Centretown’s food banks are adapting to COVID, but need your help

This story is a web exclusive, to keep you up to date on how the COVID-19 emergency is affecting our community.

by Alayne McGregor

The COVID-19 pandemic has put the Centretown Emergency Food Centre on thin ice – and it could use your help.

On Monday, coordinator Kerry Kaiser couldn’t buy many of the staples – beef, chicken, sugar, toilet paper, soup – which she needed for the food bank’s clients. Local grocer Massine’s has agreed to set aside groceries for the centre for its Thursday clients, but she’s still worried about the future.
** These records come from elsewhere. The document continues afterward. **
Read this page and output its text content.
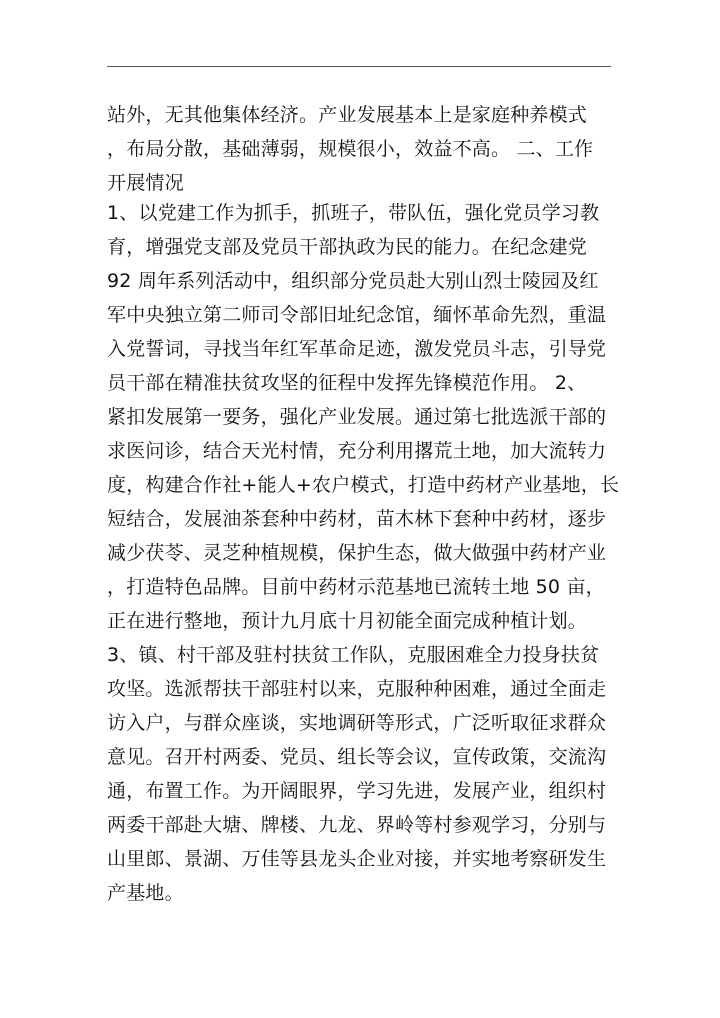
站外，无其他集体经济。产业发展基本上是家庭种养模式
，布局分散，基础薄弱，规模很小，效益不高。 二、工作
开展情况
1、以党建工作为抓手，抓班子，带队伍，强化党员学习教
育，增强党支部及党员干部执政为民的能力。在纪念建党
92 周年系列活动中，组织部分党员赴大别山烈士陵园及红
军中央独立第二师司令部旧址纪念馆，缅怀革命先烈，重温
入党誓词，寻找当年红军革命足迹，激发党员斗志，引导党
员干部在精准扶贫攻坚的征程中发挥先锋模范作用。 2、
紧扣发展第一要务，强化产业发展。通过第七批选派干部的
求医问诊，结合天光村情，充分利用撂荒土地，加大流转力
度，构建合作社+能人+农户模式，打造中药材产业基地，长
短结合，发展油茶套种中药材，苗木林下套种中药材，逐步
减少茯苓、灵芝种植规模，保护生态，做大做强中药材产业
，打造特色品牌。目前中药材示范基地已流转土地 50 亩，
正在进行整地，预计九月底十月初能全面完成种植计划。
3、镇、村干部及驻村扶贫工作队，克服困难全力投身扶贫
攻坚。选派帮扶干部驻村以来，克服种种困难，通过全面走
访入户，与群众座谈，实地调研等形式，广泛听取征求群众
意见。召开村两委、党员、组长等会议，宣传政策，交流沟
通，布置工作。为开阔眼界，学习先进，发展产业，组织村
两委干部赴大塘、牌楼、九龙、界岭等村参观学习，分别与
山里郎、景湖、万佳等县龙头企业对接，并实地考察研发生
产基地。
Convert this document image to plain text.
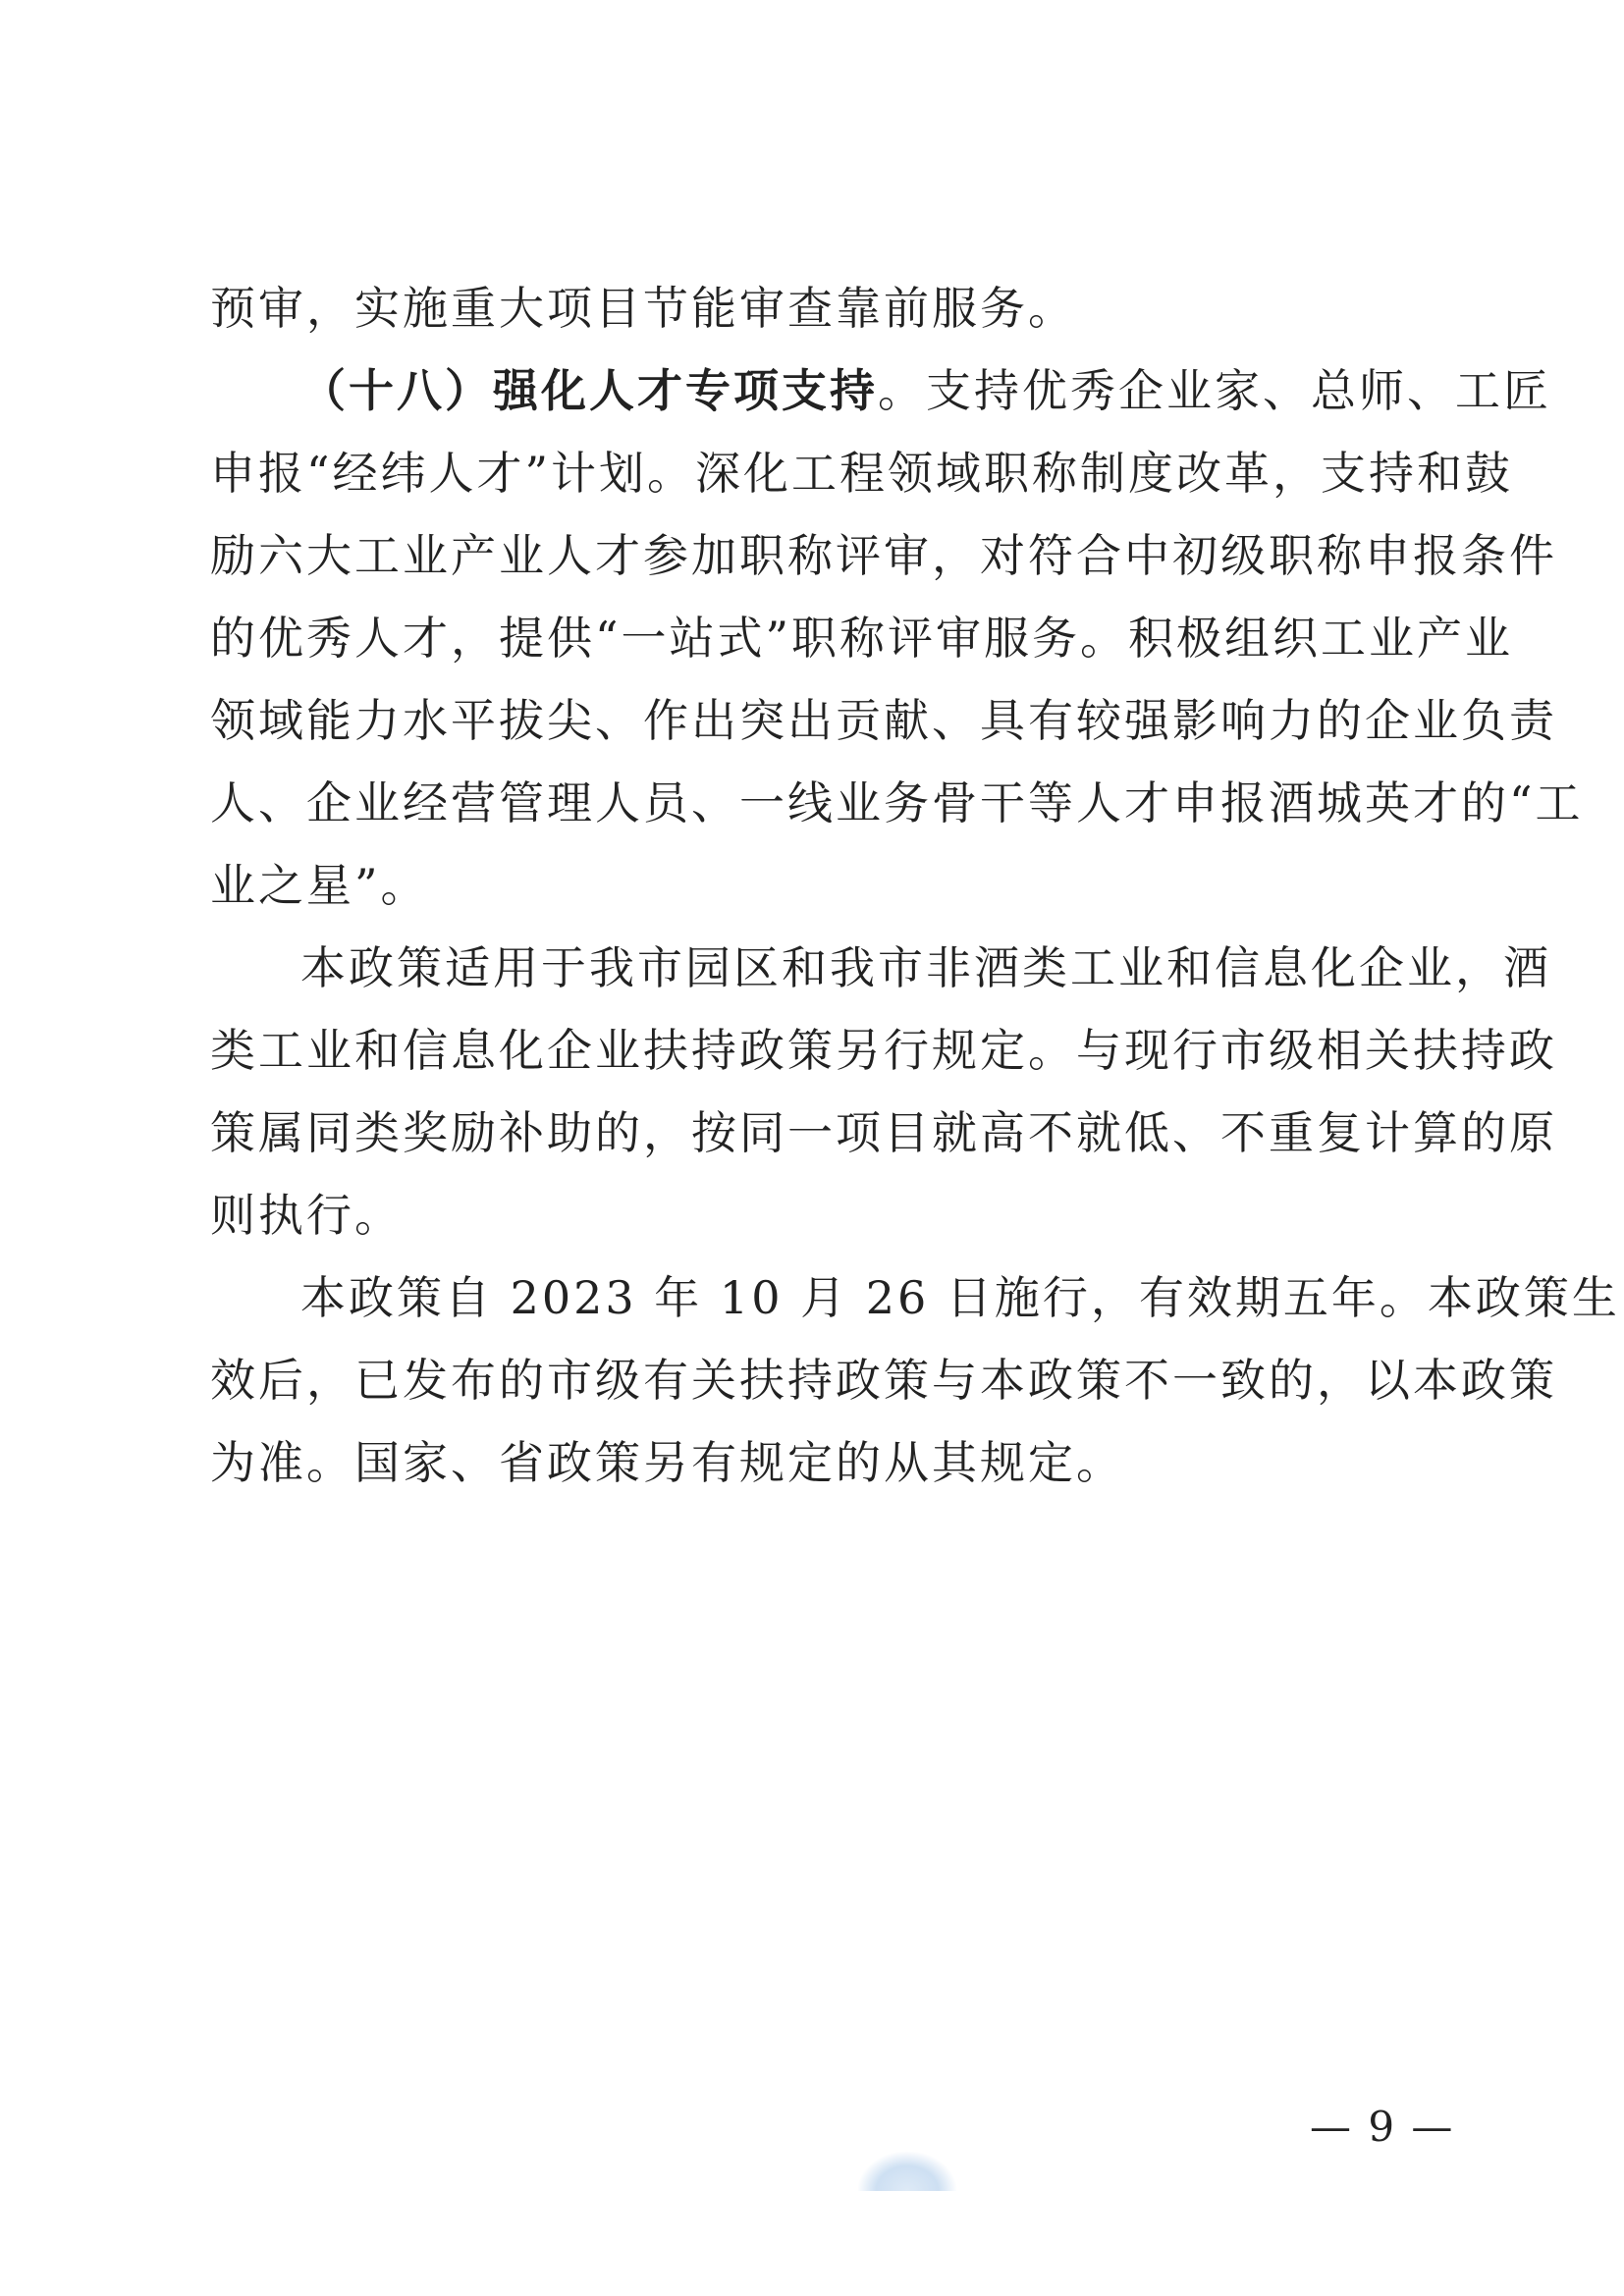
预审，实施重大项目节能审查靠前服务。
（十八）强化人才专项支持。支持优秀企业家、总师、工匠
申报“经纬人才”计划。深化工程领域职称制度改革，支持和鼓
励六大工业产业人才参加职称评审，对符合中初级职称申报条件
的优秀人才，提供“一站式”职称评审服务。积极组织工业产业
领域能力水平拔尖、作出突出贡献、具有较强影响力的企业负责
人、企业经营管理人员、一线业务骨干等人才申报酒城英才的“工
业之星”。
本政策适用于我市园区和我市非酒类工业和信息化企业，酒
类工业和信息化企业扶持政策另行规定。与现行市级相关扶持政
策属同类奖励补助的，按同一项目就高不就低、不重复计算的原
则执行。
本政策自 2023 年 10 月 26 日施行，有效期五年。本政策生
效后，已发布的市级有关扶持政策与本政策不一致的，以本政策
为准。国家、省政策另有规定的从其规定。
— 9 —
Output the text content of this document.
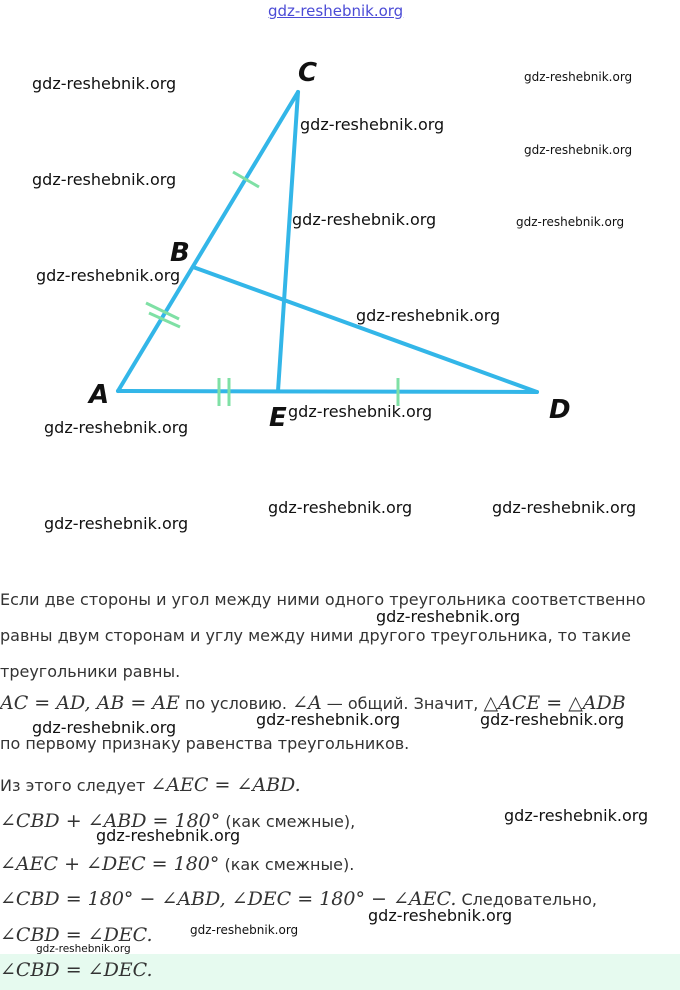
C
B
A
E	D
Если две стороны и угол между ними одного треугольника соответственно
равны двум сторонам и углу между ними другого треугольника, то такие
треугольники равны.
AC = AD, AB = AE по условию. ∠A — общий. Значит, △ACE = △ADB
по первому признаку равенства треугольников.
Из этого следует ∠AEC = ∠ABD.
∠CBD + ∠ABD = 180° (как смежные),
∠AEC + ∠DEC = 180° (как смежные).
∠CBD = 180° − ∠ABD, ∠DEC = 180° − ∠AEC. Следовательно,
∠CBD = ∠DEC.
∠CBD = ∠DEC.
gdz-reshebnik.org
gdz-reshebnik.org
gdz-reshebnik.org
gdz-reshebnik.org
gdz-reshebnik.org
gdz-reshebnik.org
gdz-reshebnik.org	gdz-reshebnik.org
gdz-reshebnik.org
gdz-reshebnik.org
gdz-reshebnik.org
gdz-reshebnik.org
gdz-reshebnik.org	gdz-reshebnik.org
gdz-reshebnik.org
gdz-reshebnik.org
gdz-reshebnik.org	gdz-reshebnik.org
gdz-reshebnik.org
gdz-reshebnik.org
gdz-reshebnik.org
gdz-reshebnik.org
gdz-reshebnik.org
gdz-reshebnik.org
But she’s been cheered by “wonderful acts of kindness.” When the Lieutenant’s Pump pub on Elgin temporarily closed for the emergency, it donated all the produce it had on hand to the centre. The pub’s staff brought in “boxes of fresh produce, beautiful stuff. They’d rather give it to us than let it go to waste.”

The centre, which has been in regular operation for 40 years, is located at 507 Bank Street in the basement of Centretown United Church. It serves those in need who live in the Centretown area bordered by Lyon Street, Wellington Street, Billings Bridge and Main Street, and distributes food from noon to 2 p.m. four days a week: Monday, Tuesday, Thursday, and Friday.

Before COVID, clients could pick which food products they needed from the centre’s shelves, but that did not allow the now-necessary social distancing. Kaiser said the centre’s volunteers are now preparing standard bags of groceries; clients are asked to pick up their bags and leave immediately.

On Monday, they served 78, and on Tuesday more than 30. “The system is working really well, but there’s no guarantee it will stay that way.”

The centre has received many offers of volunteer time, she said, but they don’t need it right now. They’ve also asked senior-age volunteers not to come in to avoid risking them being exposed to infection.

What they do need is donations of any amount, either online or by cheque. “This is setting us right back financially.”

Currently the centre is also helping some clients from other parts of Ottawa where food banks have closed, but Kaiser said they may have to restrict their help just to Centretown residents “if the situation gets worse. Right now we’re assessing it on a day to day basis.”

She suggested that the provincial government consider giving an emergency top-up to social assistance recipients so they could buy food themselves. Even an extra $100 top-up would help, she said, and would allow food banks to regroup.

If the COVID-19 emergency lasts more than two to three weeks, the situation will get more difficult, Kaiser said. The centre survives on donations and its volunteer base. If it can’t use volunteers, its survival is threatened, and if clients get ill, they put the centre’s two staff and 70 volunteers at risk.

There’s a possibility the city or province could order the food banks to shut down. “But we will go and give as long as we can.”

The western part of Centretown is served by the Dalhousie Food Cupboard. It’s located in Suite 107 in the Bronson Centre, at 211 Bronson Avenue north of Somerset Street, and is open from 10:30 a.m. to 2:30 pm on Wednesdays and Thursdays. It serves those living from Lyon Street to Breezehill Avenue, and between Carling Avenue and the Ottawa River.

The Cupboard says on its website that it’s also changing how it distributes food. It has created a separate take-out zone down the hall from its intake area so that clients can pack their own orders as soon as volunteers gather their goods from the Cupboard’s fridge and shelves. It has also staggered access to reception and intake areas, creating physical space within client waiting zones, and increased its disinfecting, cleaning, and use of disposable gloves.

You can donate online to the Centretown Emergency Food Centre at https://www.canadahelps.org/en/charities/centretown-churches-social-action-committee/. Choose “Emergency Food Centre Fund” on the form. You can also mail or bring cheques to the centre at 507 Bank Street anytime between 8:30 a.m. and 2 p.m.

You can donate online to the Dalhousie Food Cupboard at https://www.dalhousiefoodcupboard.ca/donate.html . You can also send cheques payable to “Dalhousie Food Action Group Inc” to 211 Bronson Ave, Suite 107.

Both food banks are registered charities.